We then rode up a waterfall. Not a vertical one, obviously, but a very steep and wet slope with rocks and mud and lots of nastiness. Vernon got halfway up and then declared himself absolutely knackered and wanting to turn round and go home now thank you very much. Zippy had claimed the scalp he was looking for. Several of the guys came off going up there. I got off my bike to help one guy - a really nice guy called Pete - to get up the slope. I made the fatal mistake of getting behind his bike to push him. A thorough roosting ensued, although I could hear his apologies over the sound of revving engine and splattering mud.
I got back to my bike, and Zippy (who was also helping Pete) was walking past me - down the hill - back to his bike. "
Aren't you going to give me a push as well?" I asked him. "
No", he said. "
But I'll give you some advice - don't stop on the hill. Keep going". Tht's good advice, but sort of like somebody telling you "
don't drown" when giving you advice on swimming. I roosted, snaked and paddled my way to the top of the slope. Soaking wet, knackered and covered in mud. But ecstatic. Only two of us had made it up the waterfall, and I was one of them.

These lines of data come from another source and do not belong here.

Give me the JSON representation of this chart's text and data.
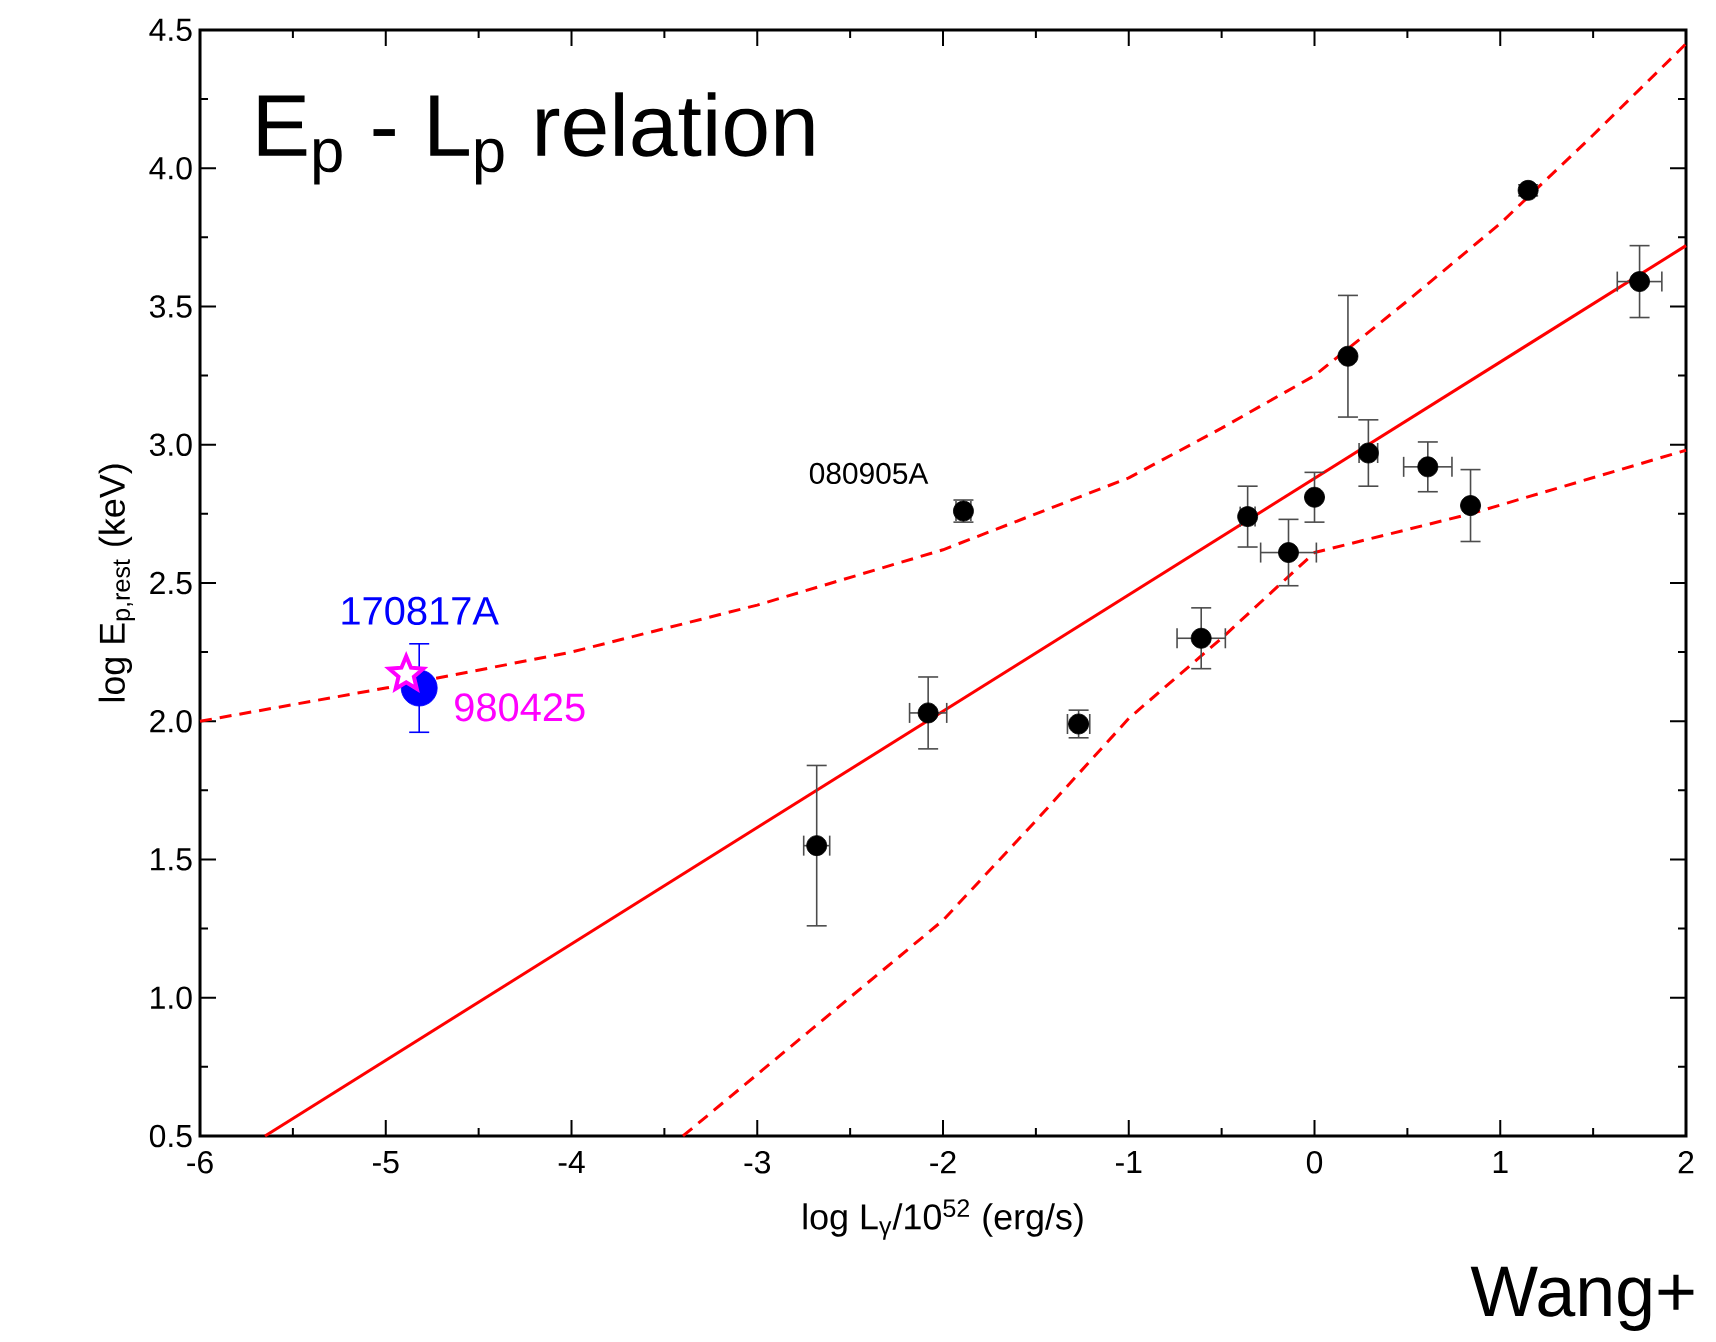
{
  "chart_data": {
    "type": "scatter",
    "title": "E$_{p}$ - L$_{p}$ relation",
    "xlabel": "log L$_{γ}$/10$^{52}$ (erg/s)",
    "ylabel": "log E$_{p,rest}$ (keV)",
    "xlim": [
      -6,
      2
    ],
    "ylim": [
      0.5,
      4.5
    ],
    "xticks": [
      -6,
      -5,
      -4,
      -3,
      -2,
      -1,
      0,
      1,
      2
    ],
    "yticks": [
      0.5,
      {
        "value": 1,
        "label": "1.0"
      },
      1.5,
      {
        "value": 2,
        "label": "2.0"
      },
      2.5,
      {
        "value": 3,
        "label": "3.0"
      },
      3.5,
      {
        "value": 4,
        "label": "4.0"
      },
      4.5
    ],
    "grid": false,
    "series": [
      {
        "marker": "circle",
        "color": "#000000",
        "x": [
          -2.68,
          -2.08,
          -1.89,
          -1.27,
          -0.61,
          -0.36,
          -0.14,
          0.0,
          0.18,
          0.29,
          0.61,
          0.84,
          1.15,
          1.75
        ],
        "values": [
          1.55,
          2.03,
          2.76,
          1.99,
          2.3,
          2.74,
          2.61,
          2.81,
          3.32,
          2.97,
          2.92,
          2.78,
          3.92,
          3.59
        ],
        "errors": [
          0.29,
          0.13,
          0.04,
          0.05,
          0.11,
          0.11,
          0.12,
          0.09,
          0.22,
          0.12,
          0.09,
          0.13,
          0.02,
          0.13
        ],
        "xerrors": [
          0.07,
          0.1,
          0.04,
          0.06,
          0.13,
          0.04,
          0.15,
          null,
          null,
          0.05,
          0.13,
          null,
          null,
          0.12
        ]
      },
      {
        "name": "170817A",
        "marker": "circle",
        "color": "#0000ff",
        "x": [
          -4.82
        ],
        "values": [
          2.12
        ],
        "errors": [
          0.16
        ]
      },
      {
        "name": "980425",
        "marker": "star",
        "color": "#ff00ff",
        "x": [
          -4.89
        ],
        "values": [
          2.17
        ]
      },
      {
        "type": "line",
        "line_style": "solid",
        "color": "#ff0000",
        "x": [
          -5.65,
          2
        ],
        "values": [
          0.5,
          3.72
        ]
      },
      {
        "type": "line",
        "line_style": "dashed",
        "color": "#ff0000",
        "x": [
          -6,
          -5,
          -4,
          -3,
          -2,
          -1,
          -0.5,
          0,
          0.5,
          1,
          1.5,
          2
        ],
        "values": [
          2.0,
          2.12,
          2.25,
          2.42,
          2.62,
          2.88,
          3.06,
          3.25,
          3.52,
          3.8,
          4.12,
          4.45
        ]
      },
      {
        "type": "line",
        "line_style": "dashed",
        "color": "#ff0000",
        "x": [
          -3.4,
          -2,
          -1.5,
          -1,
          -0.5,
          0,
          0.84,
          2
        ],
        "values": [
          0.5,
          1.28,
          1.64,
          2.01,
          2.3,
          2.61,
          2.75,
          2.98
        ]
      }
    ],
    "annotations": [
      {
        "text": "080905A",
        "x": -1.89,
        "y": 2.76
      },
      "Wang+"
    ]
  }
}
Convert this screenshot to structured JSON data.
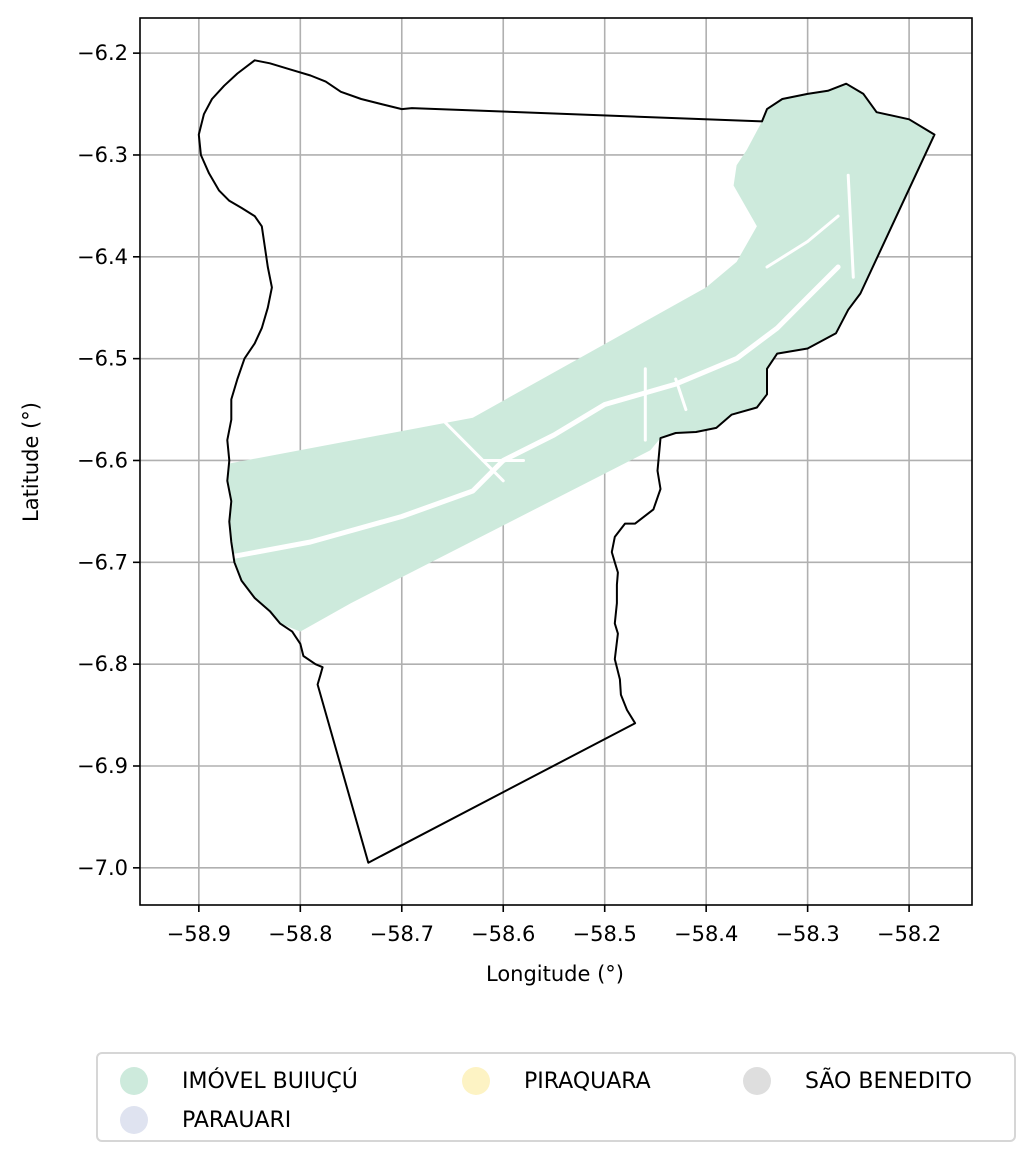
{
  "chart_data": {
    "type": "map",
    "xlabel": "Longitude (°)",
    "ylabel": "Latitude (°)",
    "xlim": [
      -58.958,
      -58.138
    ],
    "ylim": [
      -7.0365,
      -6.1655
    ],
    "xticks": [
      -58.9,
      -58.8,
      -58.7,
      -58.6,
      -58.5,
      -58.4,
      -58.3,
      -58.2
    ],
    "xtick_labels": [
      "−58.9",
      "−58.8",
      "−58.7",
      "−58.6",
      "−58.5",
      "−58.4",
      "−58.3",
      "−58.2"
    ],
    "yticks": [
      -6.2,
      -6.3,
      -6.4,
      -6.5,
      -6.6,
      -6.7,
      -6.8,
      -6.9,
      -7.0
    ],
    "ytick_labels": [
      "−6.2",
      "−6.3",
      "−6.4",
      "−6.5",
      "−6.6",
      "−6.7",
      "−6.8",
      "−6.9",
      "−7.0"
    ],
    "grid": true,
    "legend_position": "bottom",
    "legend": [
      {
        "label": "IMÓVEL BUIUÇÚ",
        "color": "#cdeadc"
      },
      {
        "label": "PARAUARI",
        "color": "#dfe3f0"
      },
      {
        "label": "PIRAQUARA",
        "color": "#fdf3c4"
      },
      {
        "label": "SÃO BENEDITO",
        "color": "#dedede"
      }
    ],
    "boundary_color": "#000000",
    "boundary": [
      [
        -58.845,
        -6.207
      ],
      [
        -58.83,
        -6.21
      ],
      [
        -58.81,
        -6.216
      ],
      [
        -58.79,
        -6.222
      ],
      [
        -58.775,
        -6.228
      ],
      [
        -58.76,
        -6.238
      ],
      [
        -58.74,
        -6.245
      ],
      [
        -58.72,
        -6.25
      ],
      [
        -58.7,
        -6.255
      ],
      [
        -58.69,
        -6.254
      ],
      [
        -58.345,
        -6.267
      ],
      [
        -58.34,
        -6.255
      ],
      [
        -58.325,
        -6.245
      ],
      [
        -58.3,
        -6.24
      ],
      [
        -58.28,
        -6.237
      ],
      [
        -58.262,
        -6.23
      ],
      [
        -58.245,
        -6.24
      ],
      [
        -58.232,
        -6.258
      ],
      [
        -58.2,
        -6.265
      ],
      [
        -58.175,
        -6.28
      ],
      [
        -58.248,
        -6.436
      ],
      [
        -58.26,
        -6.452
      ],
      [
        -58.272,
        -6.475
      ],
      [
        -58.3,
        -6.49
      ],
      [
        -58.33,
        -6.495
      ],
      [
        -58.34,
        -6.51
      ],
      [
        -58.34,
        -6.535
      ],
      [
        -58.35,
        -6.548
      ],
      [
        -58.375,
        -6.555
      ],
      [
        -58.39,
        -6.568
      ],
      [
        -58.41,
        -6.572
      ],
      [
        -58.43,
        -6.573
      ],
      [
        -58.445,
        -6.578
      ],
      [
        -58.448,
        -6.61
      ],
      [
        -58.445,
        -6.628
      ],
      [
        -58.452,
        -6.648
      ],
      [
        -58.47,
        -6.662
      ],
      [
        -58.48,
        -6.662
      ],
      [
        -58.49,
        -6.675
      ],
      [
        -58.493,
        -6.69
      ],
      [
        -58.49,
        -6.7
      ],
      [
        -58.487,
        -6.71
      ],
      [
        -58.488,
        -6.722
      ],
      [
        -58.488,
        -6.74
      ],
      [
        -58.49,
        -6.76
      ],
      [
        -58.487,
        -6.77
      ],
      [
        -58.49,
        -6.795
      ],
      [
        -58.485,
        -6.815
      ],
      [
        -58.484,
        -6.83
      ],
      [
        -58.478,
        -6.845
      ],
      [
        -58.47,
        -6.858
      ],
      [
        -58.733,
        -6.995
      ],
      [
        -58.783,
        -6.82
      ],
      [
        -58.78,
        -6.81
      ],
      [
        -58.778,
        -6.803
      ],
      [
        -58.785,
        -6.8
      ],
      [
        -58.797,
        -6.792
      ],
      [
        -58.8,
        -6.78
      ],
      [
        -58.808,
        -6.768
      ],
      [
        -58.82,
        -6.76
      ],
      [
        -58.83,
        -6.748
      ],
      [
        -58.845,
        -6.735
      ],
      [
        -58.858,
        -6.718
      ],
      [
        -58.865,
        -6.7
      ],
      [
        -58.868,
        -6.68
      ],
      [
        -58.87,
        -6.66
      ],
      [
        -58.868,
        -6.64
      ],
      [
        -58.872,
        -6.62
      ],
      [
        -58.87,
        -6.6
      ],
      [
        -58.872,
        -6.58
      ],
      [
        -58.868,
        -6.56
      ],
      [
        -58.868,
        -6.54
      ],
      [
        -58.862,
        -6.52
      ],
      [
        -58.855,
        -6.5
      ],
      [
        -58.845,
        -6.485
      ],
      [
        -58.838,
        -6.47
      ],
      [
        -58.832,
        -6.45
      ],
      [
        -58.828,
        -6.43
      ],
      [
        -58.832,
        -6.41
      ],
      [
        -58.835,
        -6.39
      ],
      [
        -58.838,
        -6.37
      ],
      [
        -58.845,
        -6.36
      ],
      [
        -58.858,
        -6.352
      ],
      [
        -58.87,
        -6.345
      ],
      [
        -58.88,
        -6.335
      ],
      [
        -58.89,
        -6.318
      ],
      [
        -58.898,
        -6.3
      ],
      [
        -58.9,
        -6.28
      ],
      [
        -58.895,
        -6.26
      ],
      [
        -58.887,
        -6.245
      ],
      [
        -58.875,
        -6.232
      ],
      [
        -58.862,
        -6.22
      ],
      [
        -58.845,
        -6.207
      ]
    ],
    "area_color": "#cdeadc",
    "area_polygon": [
      [
        -58.87,
        -6.603
      ],
      [
        -58.63,
        -6.558
      ],
      [
        -58.4,
        -6.43
      ],
      [
        -58.37,
        -6.405
      ],
      [
        -58.35,
        -6.37
      ],
      [
        -58.373,
        -6.33
      ],
      [
        -58.37,
        -6.31
      ],
      [
        -58.36,
        -6.295
      ],
      [
        -58.345,
        -6.267
      ],
      [
        -58.34,
        -6.255
      ],
      [
        -58.325,
        -6.245
      ],
      [
        -58.3,
        -6.24
      ],
      [
        -58.28,
        -6.237
      ],
      [
        -58.262,
        -6.23
      ],
      [
        -58.245,
        -6.24
      ],
      [
        -58.232,
        -6.258
      ],
      [
        -58.2,
        -6.265
      ],
      [
        -58.175,
        -6.28
      ],
      [
        -58.248,
        -6.436
      ],
      [
        -58.26,
        -6.452
      ],
      [
        -58.272,
        -6.475
      ],
      [
        -58.3,
        -6.49
      ],
      [
        -58.33,
        -6.495
      ],
      [
        -58.34,
        -6.51
      ],
      [
        -58.34,
        -6.535
      ],
      [
        -58.35,
        -6.548
      ],
      [
        -58.375,
        -6.555
      ],
      [
        -58.39,
        -6.568
      ],
      [
        -58.41,
        -6.572
      ],
      [
        -58.43,
        -6.573
      ],
      [
        -58.445,
        -6.578
      ],
      [
        -58.455,
        -6.59
      ],
      [
        -58.75,
        -6.74
      ],
      [
        -58.8,
        -6.768
      ],
      [
        -58.82,
        -6.76
      ],
      [
        -58.83,
        -6.748
      ],
      [
        -58.845,
        -6.735
      ],
      [
        -58.858,
        -6.718
      ],
      [
        -58.865,
        -6.7
      ],
      [
        -58.868,
        -6.68
      ],
      [
        -58.87,
        -6.66
      ],
      [
        -58.868,
        -6.64
      ],
      [
        -58.872,
        -6.62
      ],
      [
        -58.87,
        -6.603
      ]
    ],
    "river_lines": [
      [
        [
          -58.87,
          -6.695
        ],
        [
          -58.79,
          -6.68
        ],
        [
          -58.7,
          -6.655
        ],
        [
          -58.63,
          -6.63
        ],
        [
          -58.6,
          -6.6
        ],
        [
          -58.55,
          -6.575
        ],
        [
          -58.5,
          -6.545
        ],
        [
          -58.43,
          -6.525
        ],
        [
          -58.37,
          -6.5
        ],
        [
          -58.33,
          -6.47
        ],
        [
          -58.3,
          -6.44
        ],
        [
          -58.27,
          -6.41
        ]
      ],
      [
        [
          -58.62,
          -6.6
        ],
        [
          -58.58,
          -6.6
        ]
      ],
      [
        [
          -58.46,
          -6.51
        ],
        [
          -58.46,
          -6.58
        ]
      ],
      [
        [
          -58.43,
          -6.52
        ],
        [
          -58.42,
          -6.55
        ]
      ],
      [
        [
          -58.34,
          -6.41
        ],
        [
          -58.3,
          -6.385
        ],
        [
          -58.27,
          -6.36
        ]
      ],
      [
        [
          -58.26,
          -6.32
        ],
        [
          -58.255,
          -6.42
        ]
      ],
      [
        [
          -58.66,
          -6.56
        ],
        [
          -58.6,
          -6.62
        ]
      ]
    ]
  }
}
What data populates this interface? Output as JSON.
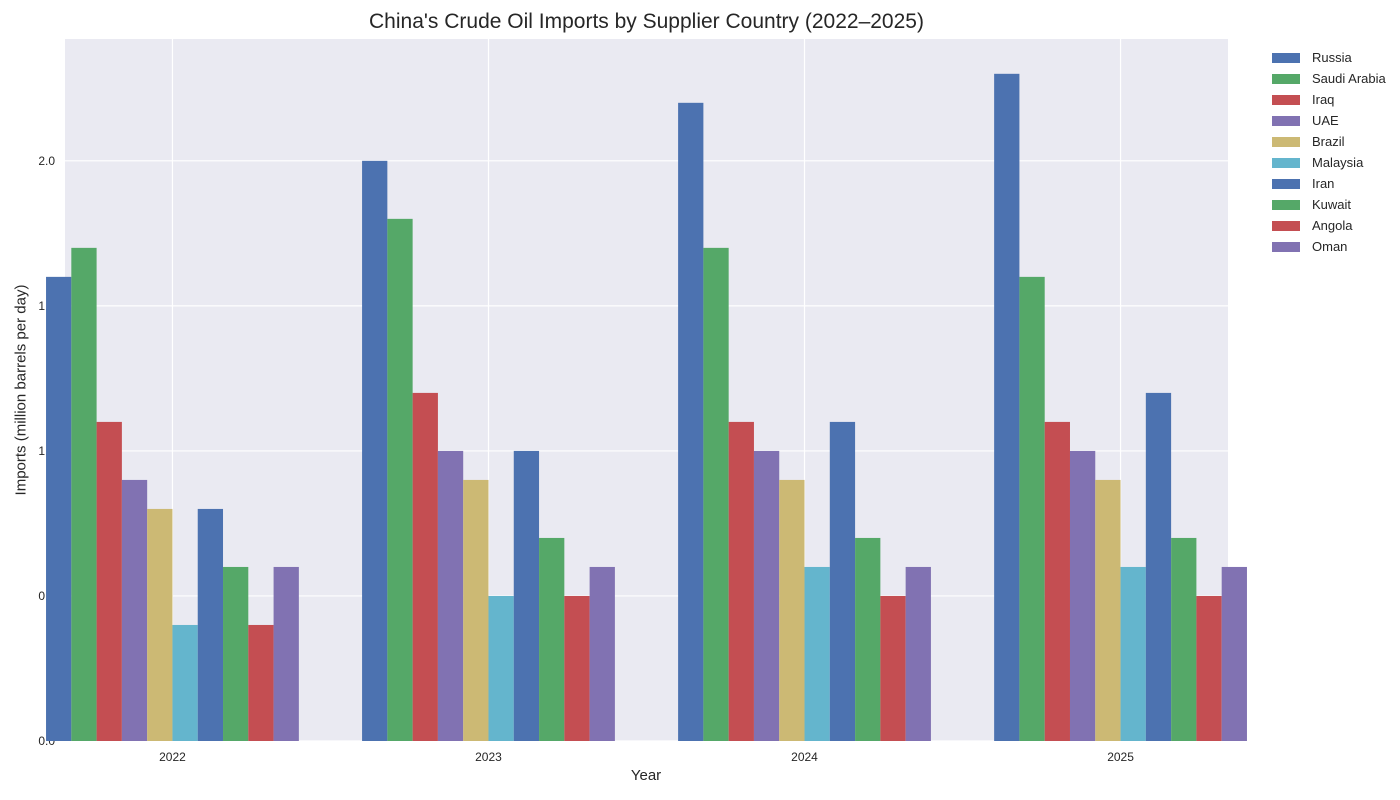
{
  "chart_data": {
    "type": "bar",
    "title": "China's Crude Oil Imports by Supplier Country (2022–2025)",
    "xlabel": "Year",
    "ylabel": "Imports (million barrels per day)",
    "categories": [
      "2022",
      "2023",
      "2024",
      "2025"
    ],
    "ylim": [
      0,
      2.42
    ],
    "yticks": [
      "0.0",
      "0.5",
      "1.0",
      "1.5",
      "2.0"
    ],
    "grid": true,
    "legend_position": "outside-right",
    "series": [
      {
        "name": "Russia",
        "color": "#4c72b0",
        "values": [
          1.6,
          2.0,
          2.2,
          2.3
        ]
      },
      {
        "name": "Saudi Arabia",
        "color": "#55a868",
        "values": [
          1.7,
          1.8,
          1.7,
          1.6
        ]
      },
      {
        "name": "Iraq",
        "color": "#c44e52",
        "values": [
          1.1,
          1.2,
          1.1,
          1.1
        ]
      },
      {
        "name": "UAE",
        "color": "#8172b2",
        "values": [
          0.9,
          1.0,
          1.0,
          1.0
        ]
      },
      {
        "name": "Brazil",
        "color": "#ccb974",
        "values": [
          0.8,
          0.9,
          0.9,
          0.9
        ]
      },
      {
        "name": "Malaysia",
        "color": "#64b5cd",
        "values": [
          0.4,
          0.5,
          0.6,
          0.6
        ]
      },
      {
        "name": "Iran",
        "color": "#4c72b0",
        "values": [
          0.8,
          1.0,
          1.1,
          1.2
        ]
      },
      {
        "name": "Kuwait",
        "color": "#55a868",
        "values": [
          0.6,
          0.7,
          0.7,
          0.7
        ]
      },
      {
        "name": "Angola",
        "color": "#c44e52",
        "values": [
          0.4,
          0.5,
          0.5,
          0.5
        ]
      },
      {
        "name": "Oman",
        "color": "#8172b2",
        "values": [
          0.6,
          0.6,
          0.6,
          0.6
        ]
      }
    ]
  }
}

We went through a puddle that was about 40 feet long and about 3 feet deep. The bow wave came right up over the top of the bike and seeped into the groin area. Any semblance of manhood shrunk away to nowt in the freezing cold water. There was a nasty nasty left hand turn at the end of the puddle - all rocks and mud - and I took it a little bit too quick. The resulting washout and face-plant in the mud was not pretty, although it was fairly spectacular.
Zippy pulled up his bike beside me. "
Oh, did you fall?" he grinned. "
No", I replied, "
the handlebar end was coming off, so I ploughed it into the ground to ram it back in again". He declared that that was "
good work", and rode forward a little. Then he gave me a good roosting because I "
wasn't muddy enough".
The instructors have the three key ingredients for teaching. Patience, passion and a brilliant sense of humour. They love what they do, and they are bloody good at it. The course is more pricey than any of the others, but this is quite simply because it's better than all the others. The quality of the instruction is superb, and it is delivered by people who really enjoy passing on their brilliant skills.
I am back at BMW for the Brecon Beacons trail ride - 80 miles of trail riding through the mountains - on 16 July. This will not be the last time I am there either, I'd seriously recommend it. Learning to skid the front wheel was worth the price of the course on its own.
If you go along and you want to learn, then you will learn bucketloads. If you go along to show off how much you already know, be prepared for a bit of a roosting.
Two days in the soaking wet, covered in mud. Now I know what it must feel like to be a hippo.